The Role of a Dietitian
A low FODMAP diet is restrictive and can be confusing to implement without guidance. Patients benefit from instruction provided by a dietitian who specializes in GI nutrition and is familiar with the low FODMAP diet.37 A recent survey of over 1,500 gastroenterologists suggested that most felt that dietary intervention was as good, or better, than other available treatments for IBS.38 The survey also demonstrated that only a small portion of gastroenterologists refer patients to a dietitian with specialized GI training despite the fact that the majority believed that GI trained dietitians would be of benefit to their patients. This may be related to the lack of access to dietitians with specialized training. Resources for low FODMAP diets are becoming more available to the general public and there is a tendency to give the patient a handout and refer them to on-line resources (Table 6). We gave up this approach in our department when patient dissatisfaction and a poor response to dietary intervention lead us to re-evaluate it. All our patients are now instructed by a registered dietitian and are followed until a personalized diet plan is developed. The dietitian may also have a role in monitoring the nutritional status of patients who are on low FODMAP restricted diets for long periods of time.

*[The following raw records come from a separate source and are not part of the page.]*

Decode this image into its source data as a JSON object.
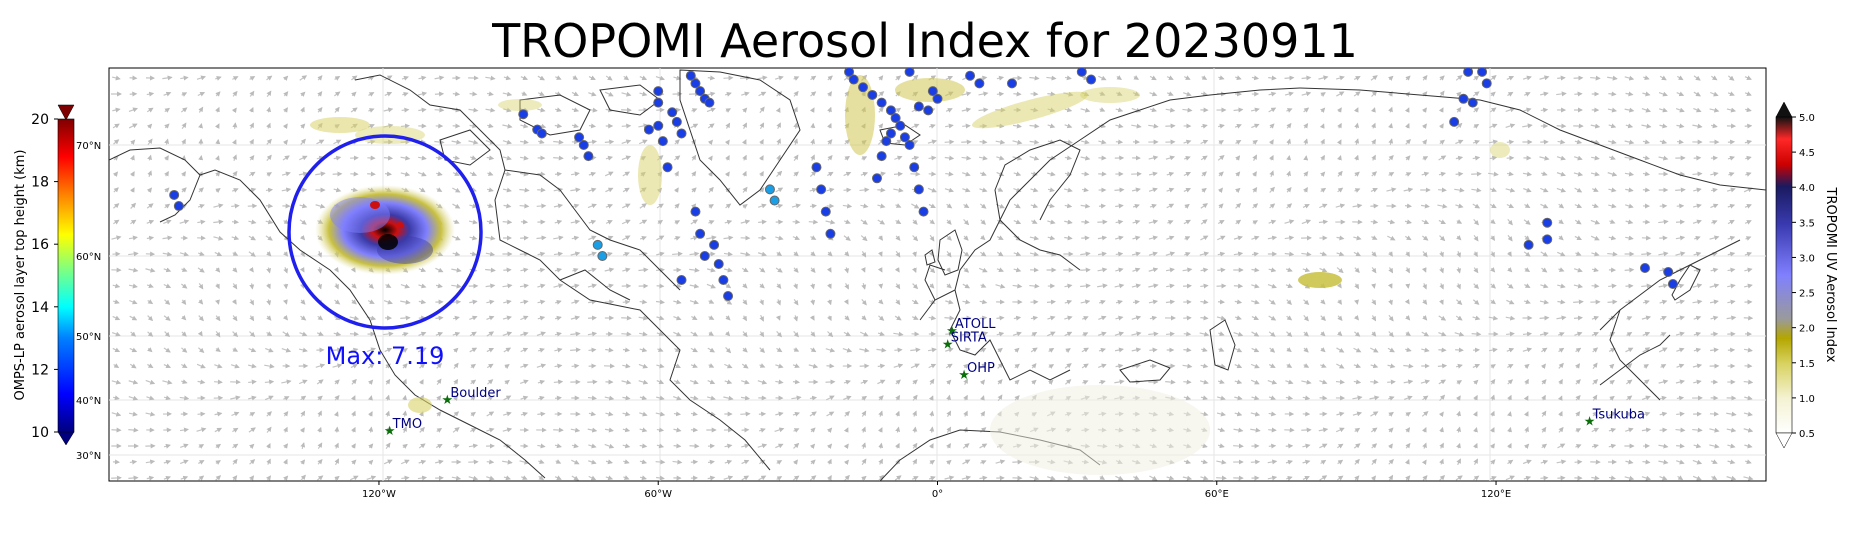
{
  "title": "TROPOMI Aerosol Index for 20230911",
  "annotation": {
    "text": "Max: 7.19",
    "color": "#1010ff"
  },
  "left_colorbar": {
    "label": "OMPS-LP aerosol layer top height (km)",
    "ticks": [
      {
        "value": 10,
        "label": "10"
      },
      {
        "value": 12,
        "label": "12"
      },
      {
        "value": 14,
        "label": "14"
      },
      {
        "value": 16,
        "label": "16"
      },
      {
        "value": 18,
        "label": "18"
      },
      {
        "value": 20,
        "label": "20"
      }
    ],
    "range": [
      10,
      20
    ],
    "lat_ticks": [
      "30°N",
      "40°N",
      "50°N",
      "60°N",
      "70°N"
    ],
    "colors": [
      "#00007f",
      "#0000ff",
      "#007fff",
      "#00ffff",
      "#7fff7f",
      "#ffff00",
      "#ff7f00",
      "#ff0000",
      "#7f0000"
    ]
  },
  "right_colorbar": {
    "label": "TROPOMI UV Aerosol Index",
    "range": [
      0.5,
      5.0
    ],
    "ticks": [
      {
        "value": 0.5,
        "label": "0.5"
      },
      {
        "value": 1.0,
        "label": "1.0"
      },
      {
        "value": 1.5,
        "label": "1.5"
      },
      {
        "value": 2.0,
        "label": "2.0"
      },
      {
        "value": 2.5,
        "label": "2.5"
      },
      {
        "value": 3.0,
        "label": "3.0"
      },
      {
        "value": 3.5,
        "label": "3.5"
      },
      {
        "value": 4.0,
        "label": "4.0"
      },
      {
        "value": 4.5,
        "label": "4.5"
      },
      {
        "value": 5.0,
        "label": "5.0"
      }
    ],
    "colors": [
      "#ffffff",
      "#f2f0c8",
      "#d4cf5a",
      "#b5a800",
      "#8c8c8c",
      "#7a7aff",
      "#3a3aa8",
      "#1a1a60",
      "#cc0000",
      "#ff2020",
      "#000000"
    ]
  },
  "lon_ticks": [
    "120°W",
    "60°W",
    "0°",
    "60°E",
    "120°E"
  ],
  "stations": [
    {
      "name": "ATOLL",
      "lon": 3.1,
      "lat": 50.6
    },
    {
      "name": "SIRTA",
      "lon": 2.2,
      "lat": 48.7
    },
    {
      "name": "OHP",
      "lon": 5.7,
      "lat": 43.9
    },
    {
      "name": "Boulder",
      "lon": -105.3,
      "lat": 40.0
    },
    {
      "name": "TMO",
      "lon": -117.7,
      "lat": 34.4
    },
    {
      "name": "Tsukuba",
      "lon": 140.1,
      "lat": 36.1
    }
  ],
  "max_circle": {
    "lon": -120,
    "lat": 58
  },
  "omps_points": [
    {
      "lon": -164,
      "lat": 65.5
    },
    {
      "lon": -163,
      "lat": 64.5
    },
    {
      "lon": -89,
      "lat": 78
    },
    {
      "lon": -86,
      "lat": 74
    },
    {
      "lon": -85,
      "lat": 73
    },
    {
      "lon": -77,
      "lat": 72
    },
    {
      "lon": -76,
      "lat": 70
    },
    {
      "lon": -75,
      "lat": 69
    },
    {
      "lon": -60,
      "lat": 84
    },
    {
      "lon": -60,
      "lat": 81
    },
    {
      "lon": -57,
      "lat": 78.5
    },
    {
      "lon": -56,
      "lat": 76
    },
    {
      "lon": -55,
      "lat": 73
    },
    {
      "lon": -60,
      "lat": 75
    },
    {
      "lon": -62,
      "lat": 74
    },
    {
      "lon": -59,
      "lat": 71
    },
    {
      "lon": -58,
      "lat": 68
    },
    {
      "lon": -53,
      "lat": 88
    },
    {
      "lon": -52,
      "lat": 86
    },
    {
      "lon": -51,
      "lat": 84
    },
    {
      "lon": -50,
      "lat": 82
    },
    {
      "lon": -49,
      "lat": 81
    },
    {
      "lon": -52,
      "lat": 64
    },
    {
      "lon": -51,
      "lat": 62
    },
    {
      "lon": -50,
      "lat": 60
    },
    {
      "lon": -55,
      "lat": 57
    },
    {
      "lon": -48,
      "lat": 61
    },
    {
      "lon": -47,
      "lat": 59
    },
    {
      "lon": -46,
      "lat": 57
    },
    {
      "lon": -45,
      "lat": 55
    },
    {
      "lon": -26,
      "lat": 68
    },
    {
      "lon": -25,
      "lat": 66
    },
    {
      "lon": -24,
      "lat": 64
    },
    {
      "lon": -23,
      "lat": 62
    },
    {
      "lon": -19,
      "lat": 89
    },
    {
      "lon": -18,
      "lat": 87
    },
    {
      "lon": -16,
      "lat": 85
    },
    {
      "lon": -14,
      "lat": 83
    },
    {
      "lon": -12,
      "lat": 81
    },
    {
      "lon": -10,
      "lat": 79
    },
    {
      "lon": -9,
      "lat": 77
    },
    {
      "lon": -8,
      "lat": 75
    },
    {
      "lon": -10,
      "lat": 73
    },
    {
      "lon": -11,
      "lat": 71
    },
    {
      "lon": -12,
      "lat": 69
    },
    {
      "lon": -13,
      "lat": 67
    },
    {
      "lon": -7,
      "lat": 72
    },
    {
      "lon": -6,
      "lat": 70
    },
    {
      "lon": -5,
      "lat": 68
    },
    {
      "lon": -4,
      "lat": 66
    },
    {
      "lon": -3,
      "lat": 64
    },
    {
      "lon": -1,
      "lat": 84
    },
    {
      "lon": 0,
      "lat": 82
    },
    {
      "lon": -2,
      "lat": 79
    },
    {
      "lon": -6,
      "lat": 89
    },
    {
      "lon": -4,
      "lat": 80
    },
    {
      "lon": 7,
      "lat": 88
    },
    {
      "lon": 9,
      "lat": 86
    },
    {
      "lon": 16,
      "lat": 86
    },
    {
      "lon": 31,
      "lat": 89
    },
    {
      "lon": 33,
      "lat": 87
    },
    {
      "lon": 114,
      "lat": 89
    },
    {
      "lon": 117,
      "lat": 89
    },
    {
      "lon": 118,
      "lat": 86
    },
    {
      "lon": 113,
      "lat": 82
    },
    {
      "lon": 115,
      "lat": 81
    },
    {
      "lon": 111,
      "lat": 76
    },
    {
      "lon": 127,
      "lat": 61
    },
    {
      "lon": 131,
      "lat": 63
    },
    {
      "lon": 131,
      "lat": 61.5
    },
    {
      "lon": 152,
      "lat": 58.5
    },
    {
      "lon": 157,
      "lat": 58
    },
    {
      "lon": 158,
      "lat": 56.5
    }
  ],
  "omps_points_low": [
    {
      "lon": -73,
      "lat": 61
    },
    {
      "lon": -72,
      "lat": 60
    },
    {
      "lon": -36,
      "lat": 66
    },
    {
      "lon": -35,
      "lat": 65
    }
  ]
}
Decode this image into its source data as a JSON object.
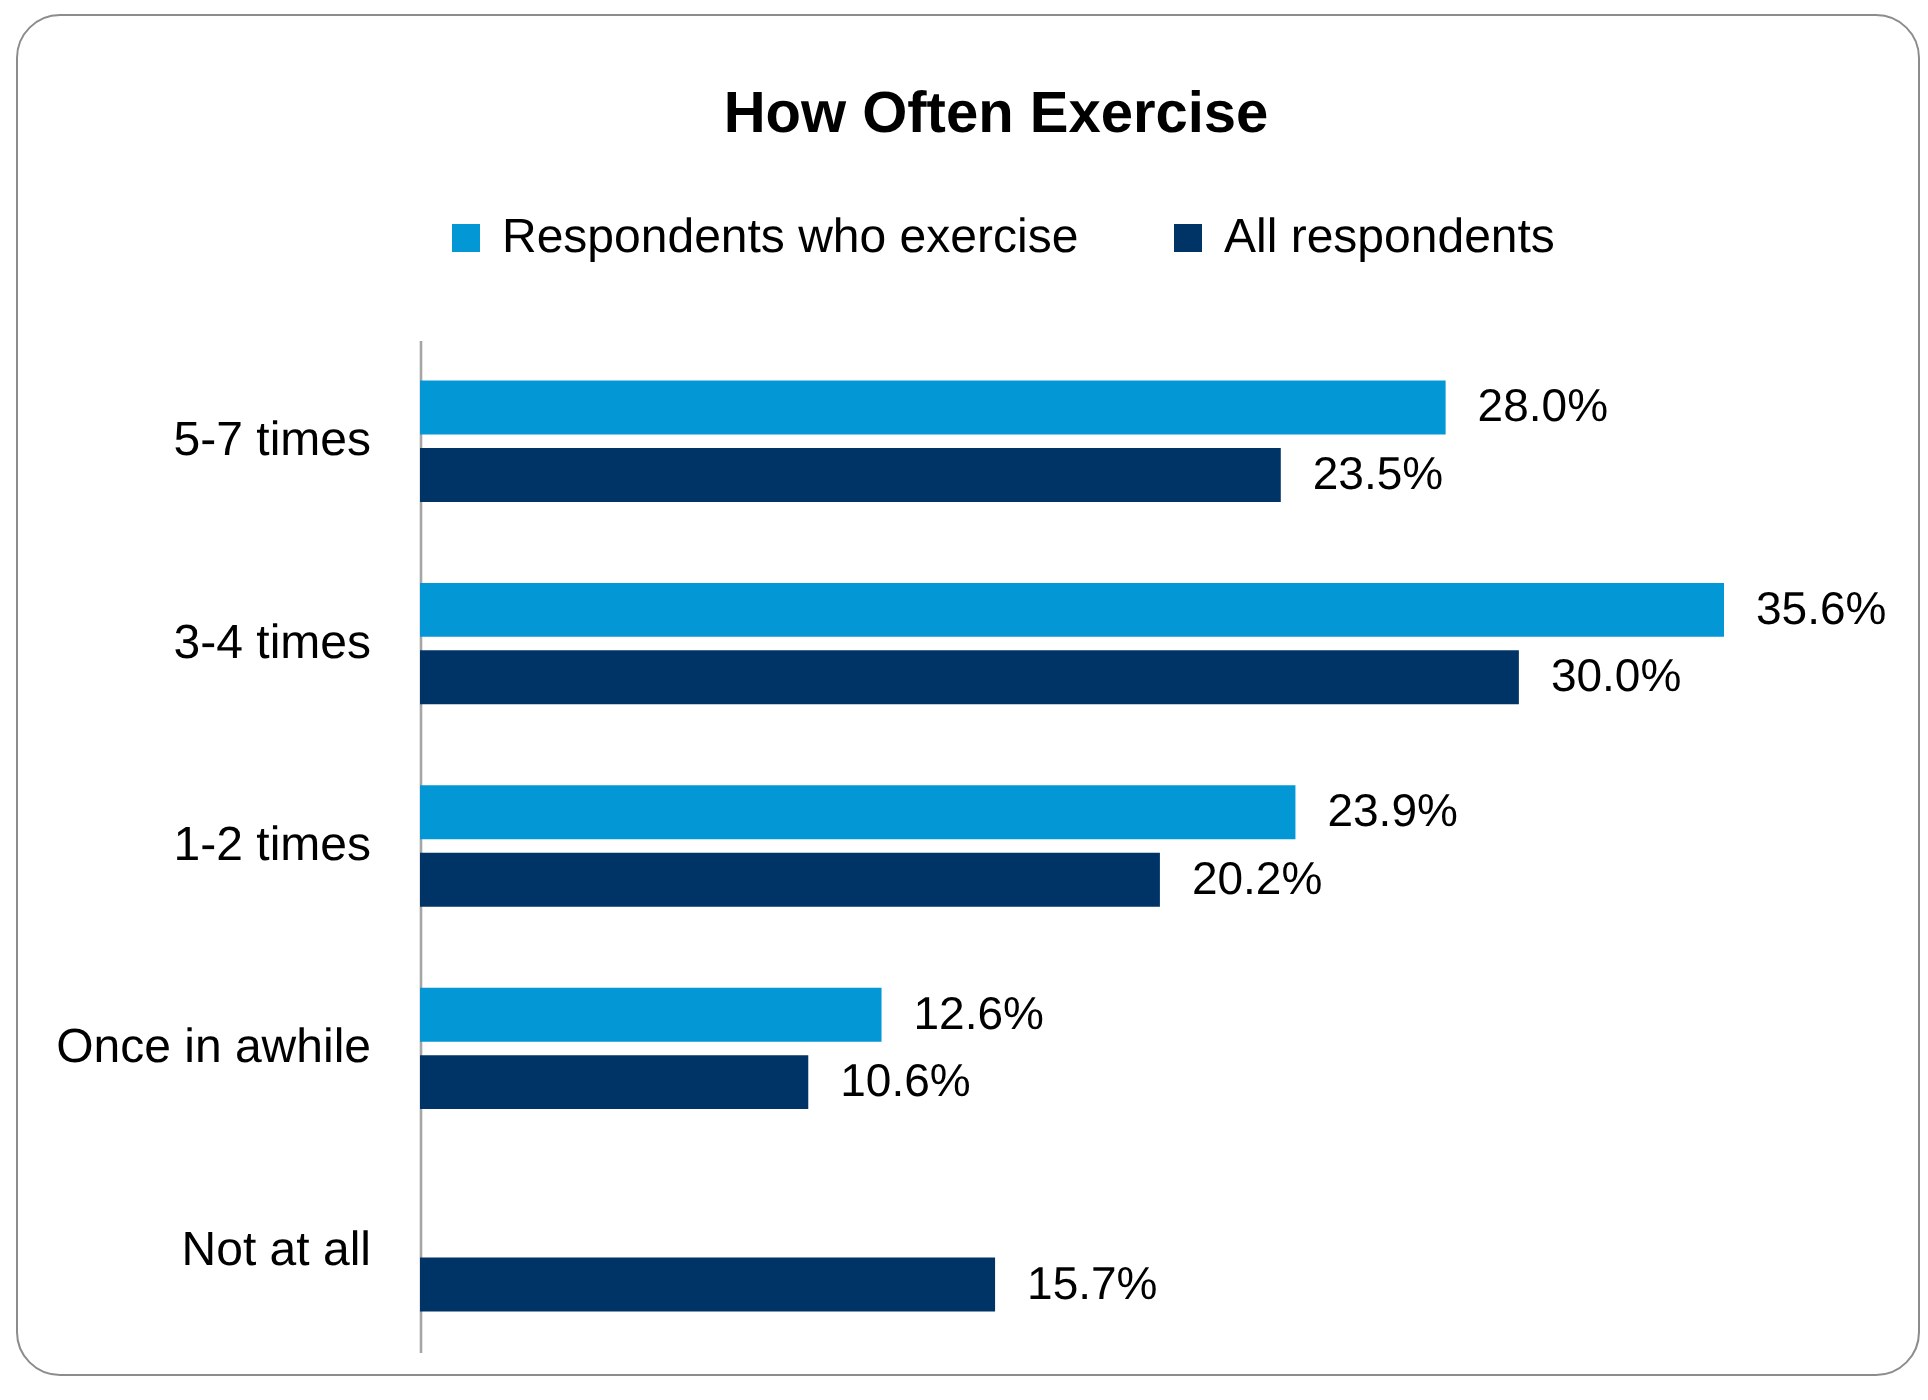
{
  "chart_data": {
    "type": "bar",
    "orientation": "horizontal",
    "title": "How Often Exercise",
    "categories": [
      "5-7 times",
      "3-4 times",
      "1-2 times",
      "Once in awhile",
      "Not at all"
    ],
    "series": [
      {
        "name": "Respondents who exercise",
        "color": "#0397d6",
        "values": [
          28.0,
          35.6,
          23.9,
          12.6,
          null
        ],
        "value_labels": [
          "28.0%",
          "35.6%",
          "23.9%",
          "12.6%",
          null
        ]
      },
      {
        "name": "All respondents",
        "color": "#003366",
        "values": [
          23.5,
          30.0,
          20.2,
          10.6,
          15.7
        ],
        "value_labels": [
          "23.5%",
          "30.0%",
          "20.2%",
          "10.6%",
          "15.7%"
        ]
      }
    ],
    "tick_labels": "y",
    "legend": "top"
  }
}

Long-Term Risks and Unanswered Questions Dietary intervention carries the risk of being considered “all-natural” and risk-free. Limited data are available on the nutritional consequences of prolonged restriction of FODMAP s in the diet. Changes in the microbiome and in the composition of gut content may have adverse effects on health. For example, short chain fatty acids are decreased in the colon on low FODMAP diets. Short chain fatty acids are trophic to the colon mucosa and essential for intestinal health.

A low FODMAP diet can be an effective treatment for IBS, but increasing evidence suggests a possible use in symptomatic patients with quiescent inflammatory bowel disease, non-celiac gluten sensitivity, and celiac disease with persistent symptoms on a gluten-free diet and normal celiac serology. In some patients, FODMAPs in enteral feeding formulas can cause bloating and diarrhea in tube-fed patients. Registered dietitians are essential for the education of patients in initial FODMAP restriction, structured re-introduction and final implementation of a personalized diet. Further areas of research include the adverse effects of FODMAP restriction on the microbiome, the effects of long-term FODMAP restriction on nutrition and intestinal health and the possible use of low FODMAP diets in other disease states.